Like any scientific method, Chaos Engineering focuses on experiments and hypotheses and then compares the results with a control. The quintessential example of Chaos Engineering in a distributed system is removing random services to see how the elements respond and what detriment manifests in the user journey.

If you take a cross-section of what an application needs to run (compute, storage, networking, and application infrastructure), injecting a fault or turbulent conditions anywhere in that stack are valid experiments in Chaos Engineering.

Network saturation or storage suddenly becoming volatile are known flaws in the tech industry, but Chaos Engineering allows for much more controlled testing of these flaws.

Due to the wide swath of infrastructure that can be affected, Chaos Engineering users and professionals can be just about anyone supporting the infrastructure and application stack.

 

Benefits of Chaos Engineering

The main benefits of Chaos Engineering are:

a) For customers: Higher availability and durability of service means no outages interrupt your daily life.

b) For businesses: it can help prevent extremely large losses in revenue and maintenance costs, improve on-call training for engineering teams, and improve the SEV (incident) management program for the entire enterprise.

c) For technicians: insights from chaos experiments can mean reduced incidents, reduced guard load, greater understanding of system failure modes, improved system design, faster mean time to SEV detection and reduced repeat SEVs.

 

What Companies Use Chaos Engineering?

Many larger technology companies practice Chaos Engineering to better understand their distributed systems and microservices architectures.

The list includes Netflix, LinkedIn, Facebook, Google, Microsoft, Amazon, and many others.

More traditional industries such as banking and finance have also realized the importance of Chaos Engineering.

For example, in 2014, the National Australia Bank migrated from physical infrastructure to Amazon Web Services and used Chaos Engineering to dramatically reduce the incident count.

 

How to Start Chaos Engineering

Have you ever asked yourself: how do I start Chaos Engineering?
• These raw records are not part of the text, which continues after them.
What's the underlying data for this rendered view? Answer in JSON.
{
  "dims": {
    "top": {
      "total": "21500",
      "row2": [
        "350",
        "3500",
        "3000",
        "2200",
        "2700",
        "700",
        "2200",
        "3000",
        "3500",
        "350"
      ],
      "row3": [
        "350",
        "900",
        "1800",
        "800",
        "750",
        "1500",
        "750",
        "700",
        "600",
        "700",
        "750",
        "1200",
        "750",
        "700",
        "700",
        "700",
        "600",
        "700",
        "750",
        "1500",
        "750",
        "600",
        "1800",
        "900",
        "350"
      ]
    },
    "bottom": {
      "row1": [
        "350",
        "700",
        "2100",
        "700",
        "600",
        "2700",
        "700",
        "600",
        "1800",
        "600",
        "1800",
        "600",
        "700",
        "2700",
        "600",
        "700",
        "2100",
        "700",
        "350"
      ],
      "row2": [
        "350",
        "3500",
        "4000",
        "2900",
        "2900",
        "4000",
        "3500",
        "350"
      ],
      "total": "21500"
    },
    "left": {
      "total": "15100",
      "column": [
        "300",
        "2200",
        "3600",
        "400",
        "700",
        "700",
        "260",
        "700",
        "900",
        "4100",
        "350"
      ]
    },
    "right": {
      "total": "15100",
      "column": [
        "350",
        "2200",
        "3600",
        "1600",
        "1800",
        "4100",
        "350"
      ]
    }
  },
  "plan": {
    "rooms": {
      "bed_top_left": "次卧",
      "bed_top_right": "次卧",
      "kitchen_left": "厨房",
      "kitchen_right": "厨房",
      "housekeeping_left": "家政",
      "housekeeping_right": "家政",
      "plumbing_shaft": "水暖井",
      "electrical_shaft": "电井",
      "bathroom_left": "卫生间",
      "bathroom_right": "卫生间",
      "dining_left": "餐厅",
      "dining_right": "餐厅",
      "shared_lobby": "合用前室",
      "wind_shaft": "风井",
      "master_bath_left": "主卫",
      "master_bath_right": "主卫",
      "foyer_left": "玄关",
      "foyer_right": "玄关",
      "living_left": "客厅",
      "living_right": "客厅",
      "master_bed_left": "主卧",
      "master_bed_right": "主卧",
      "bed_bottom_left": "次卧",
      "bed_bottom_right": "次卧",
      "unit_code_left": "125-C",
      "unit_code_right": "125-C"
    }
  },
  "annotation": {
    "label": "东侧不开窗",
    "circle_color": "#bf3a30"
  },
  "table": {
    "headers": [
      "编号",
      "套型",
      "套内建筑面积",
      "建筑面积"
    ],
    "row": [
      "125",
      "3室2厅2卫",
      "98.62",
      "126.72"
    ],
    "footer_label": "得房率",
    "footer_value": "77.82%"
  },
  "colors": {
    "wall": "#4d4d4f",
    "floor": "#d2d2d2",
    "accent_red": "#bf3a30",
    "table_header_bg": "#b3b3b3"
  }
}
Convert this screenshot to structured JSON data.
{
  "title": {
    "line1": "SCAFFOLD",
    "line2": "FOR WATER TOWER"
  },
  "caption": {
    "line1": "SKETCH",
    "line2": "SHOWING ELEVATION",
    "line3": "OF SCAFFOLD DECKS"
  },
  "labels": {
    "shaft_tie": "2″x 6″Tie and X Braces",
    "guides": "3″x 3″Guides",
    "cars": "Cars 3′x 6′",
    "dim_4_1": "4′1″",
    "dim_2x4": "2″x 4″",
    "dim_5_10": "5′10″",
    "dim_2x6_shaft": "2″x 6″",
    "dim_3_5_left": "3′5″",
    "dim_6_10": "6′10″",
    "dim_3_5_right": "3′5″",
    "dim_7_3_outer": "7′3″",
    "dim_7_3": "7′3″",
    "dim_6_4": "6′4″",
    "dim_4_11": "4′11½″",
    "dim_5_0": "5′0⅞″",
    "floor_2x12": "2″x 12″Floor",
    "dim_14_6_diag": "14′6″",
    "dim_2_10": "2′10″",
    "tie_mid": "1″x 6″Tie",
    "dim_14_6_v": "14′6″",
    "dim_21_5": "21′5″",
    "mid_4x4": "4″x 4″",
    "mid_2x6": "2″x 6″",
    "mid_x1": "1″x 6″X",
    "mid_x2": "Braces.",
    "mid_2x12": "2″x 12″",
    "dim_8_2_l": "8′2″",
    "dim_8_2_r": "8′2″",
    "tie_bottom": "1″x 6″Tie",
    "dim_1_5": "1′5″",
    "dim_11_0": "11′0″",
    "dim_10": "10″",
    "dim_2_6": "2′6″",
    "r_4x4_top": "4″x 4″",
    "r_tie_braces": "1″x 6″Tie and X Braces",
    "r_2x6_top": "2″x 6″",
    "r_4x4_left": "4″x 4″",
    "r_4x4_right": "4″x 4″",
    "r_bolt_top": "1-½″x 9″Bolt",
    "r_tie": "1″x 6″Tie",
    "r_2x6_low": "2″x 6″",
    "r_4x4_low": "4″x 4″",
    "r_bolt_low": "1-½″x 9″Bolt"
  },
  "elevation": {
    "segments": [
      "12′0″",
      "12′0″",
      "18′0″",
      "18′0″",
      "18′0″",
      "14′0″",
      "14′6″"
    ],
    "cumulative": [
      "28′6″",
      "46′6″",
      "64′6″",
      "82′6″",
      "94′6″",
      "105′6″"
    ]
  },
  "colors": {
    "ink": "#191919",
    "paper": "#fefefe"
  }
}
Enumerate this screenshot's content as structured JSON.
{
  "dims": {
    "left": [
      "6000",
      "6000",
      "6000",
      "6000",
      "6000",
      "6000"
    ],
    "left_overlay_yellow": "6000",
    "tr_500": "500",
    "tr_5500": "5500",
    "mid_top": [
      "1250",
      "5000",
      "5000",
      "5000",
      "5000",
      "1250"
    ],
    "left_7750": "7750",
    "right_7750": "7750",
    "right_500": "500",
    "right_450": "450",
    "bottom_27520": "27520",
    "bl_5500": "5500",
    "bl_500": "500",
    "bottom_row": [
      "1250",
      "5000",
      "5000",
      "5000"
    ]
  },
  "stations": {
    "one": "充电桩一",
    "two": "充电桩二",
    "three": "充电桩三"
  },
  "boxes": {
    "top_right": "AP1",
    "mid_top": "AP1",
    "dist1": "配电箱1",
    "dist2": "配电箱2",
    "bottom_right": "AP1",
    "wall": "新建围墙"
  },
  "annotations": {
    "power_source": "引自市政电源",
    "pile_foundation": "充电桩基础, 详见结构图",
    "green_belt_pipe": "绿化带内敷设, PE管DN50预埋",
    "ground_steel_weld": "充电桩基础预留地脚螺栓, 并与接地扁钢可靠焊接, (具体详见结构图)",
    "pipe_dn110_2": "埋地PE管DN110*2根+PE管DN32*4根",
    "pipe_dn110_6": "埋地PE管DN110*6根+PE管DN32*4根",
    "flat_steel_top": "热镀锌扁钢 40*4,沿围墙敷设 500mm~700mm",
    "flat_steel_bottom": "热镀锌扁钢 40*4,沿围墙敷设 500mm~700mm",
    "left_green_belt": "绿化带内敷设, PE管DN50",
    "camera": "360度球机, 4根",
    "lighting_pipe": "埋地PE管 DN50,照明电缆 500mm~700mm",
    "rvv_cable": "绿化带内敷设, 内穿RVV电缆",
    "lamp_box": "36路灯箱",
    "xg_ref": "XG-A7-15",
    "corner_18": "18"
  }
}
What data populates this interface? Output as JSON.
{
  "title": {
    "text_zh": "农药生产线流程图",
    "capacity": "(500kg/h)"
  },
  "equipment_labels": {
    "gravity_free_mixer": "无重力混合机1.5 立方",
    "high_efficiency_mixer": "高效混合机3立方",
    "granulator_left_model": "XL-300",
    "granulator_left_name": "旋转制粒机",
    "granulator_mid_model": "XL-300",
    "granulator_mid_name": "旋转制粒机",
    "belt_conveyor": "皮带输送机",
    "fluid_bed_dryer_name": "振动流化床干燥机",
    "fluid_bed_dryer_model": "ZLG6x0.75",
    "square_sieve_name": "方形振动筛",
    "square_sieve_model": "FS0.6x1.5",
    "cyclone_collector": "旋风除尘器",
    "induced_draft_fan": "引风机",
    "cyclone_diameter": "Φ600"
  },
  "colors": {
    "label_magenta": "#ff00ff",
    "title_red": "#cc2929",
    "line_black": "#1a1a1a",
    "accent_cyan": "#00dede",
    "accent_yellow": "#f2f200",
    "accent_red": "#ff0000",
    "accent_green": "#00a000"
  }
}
Then you’re in the right place…

 

  1. Plan Experiment – One of the most powerful questions in Chaos Engineering is “What could go wrong?”
  2. Create Hypothesis – You have an idea of what can go wrong. You have chosen the exact glitch to inject. What happens next? This is an excellent thinking exercise for teamwork.
  3. Measure Impact – To understand how your system behaves under stress, you need to measure the availability and durability of your system. It’s good to have a key performance metric that correlates with customer success (such as orders per minute or stream starts per second).
  4. Backup Plan – If you are running commands by hand, be careful not to break ssh or control access to your instance’s blueprint.
  5. Fix It – After running your first experiment, hopefully, there is one of two outcomes: either you have verified that your system is resilient to the flaw you have introduced, or you have found a problem that you need to fix.